So it should come as little surprise that the organization chose this year to honor in its annual gala what few surviving members there are of Charlie Hebdo, the French satirical newspaper that criticized violent Islamic radicals (in addition to fundamentalists of every stripe), for which it was firebombed and eventually massacred. And yet less than four months after one of the most egregious assaults against free speech in modern history, a half-dozen PEN-gala co-hosts are backing out of the event because they worry that the dead cartoonists might have been insufficiently non-racist.

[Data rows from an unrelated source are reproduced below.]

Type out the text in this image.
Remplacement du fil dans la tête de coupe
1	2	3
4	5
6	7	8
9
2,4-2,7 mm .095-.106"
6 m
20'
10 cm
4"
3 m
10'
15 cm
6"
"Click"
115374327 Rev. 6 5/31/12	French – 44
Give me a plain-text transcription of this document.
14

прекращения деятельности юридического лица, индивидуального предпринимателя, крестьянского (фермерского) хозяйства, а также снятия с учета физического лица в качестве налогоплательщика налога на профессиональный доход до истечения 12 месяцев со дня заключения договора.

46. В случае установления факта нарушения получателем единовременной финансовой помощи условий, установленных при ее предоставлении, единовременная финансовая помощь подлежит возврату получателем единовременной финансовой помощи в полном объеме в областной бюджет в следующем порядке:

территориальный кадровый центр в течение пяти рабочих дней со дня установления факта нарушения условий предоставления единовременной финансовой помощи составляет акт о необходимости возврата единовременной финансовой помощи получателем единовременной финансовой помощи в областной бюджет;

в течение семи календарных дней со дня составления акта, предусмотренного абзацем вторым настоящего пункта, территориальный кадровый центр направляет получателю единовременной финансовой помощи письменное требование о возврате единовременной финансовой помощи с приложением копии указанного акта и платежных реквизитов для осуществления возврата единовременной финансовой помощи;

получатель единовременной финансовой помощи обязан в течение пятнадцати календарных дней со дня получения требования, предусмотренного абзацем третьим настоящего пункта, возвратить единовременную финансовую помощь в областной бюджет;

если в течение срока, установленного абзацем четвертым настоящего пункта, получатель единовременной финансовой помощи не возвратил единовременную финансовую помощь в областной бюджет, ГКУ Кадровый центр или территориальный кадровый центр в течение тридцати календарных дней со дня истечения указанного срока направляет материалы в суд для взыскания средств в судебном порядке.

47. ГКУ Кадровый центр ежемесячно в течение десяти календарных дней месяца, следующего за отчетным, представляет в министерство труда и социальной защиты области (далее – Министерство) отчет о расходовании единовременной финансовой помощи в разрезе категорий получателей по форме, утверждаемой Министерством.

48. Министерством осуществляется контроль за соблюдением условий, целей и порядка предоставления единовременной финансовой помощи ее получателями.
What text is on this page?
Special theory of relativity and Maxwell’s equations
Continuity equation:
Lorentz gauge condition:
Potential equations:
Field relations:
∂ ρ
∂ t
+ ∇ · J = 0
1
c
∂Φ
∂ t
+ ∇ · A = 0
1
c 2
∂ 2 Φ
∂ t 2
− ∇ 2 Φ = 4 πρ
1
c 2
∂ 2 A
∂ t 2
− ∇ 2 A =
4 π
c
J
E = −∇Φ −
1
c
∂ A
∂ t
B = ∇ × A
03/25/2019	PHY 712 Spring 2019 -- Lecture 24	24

I wish I was making this up. From The New York Times:
The novelists Peter Carey, Michael Ondaatje, Francine Prose, Teju Cole, Rachel Kushner and Taiye Selasi have withdrawn from the gala[.]

The arguments from these free-speech refuseniks are remarkable in their awfulness. Here's Peter Carey, in an email to the Times:
"A hideous crime was committed, but was it a freedom-of-speech issue for PEN America to be self-righteous about?" he wrote.
He added, "All this is complicated by PEN's seeming blindness to the cultural arrogance of the French nation, which does not recognize its moral obligation to a large and disempowered segment of their population."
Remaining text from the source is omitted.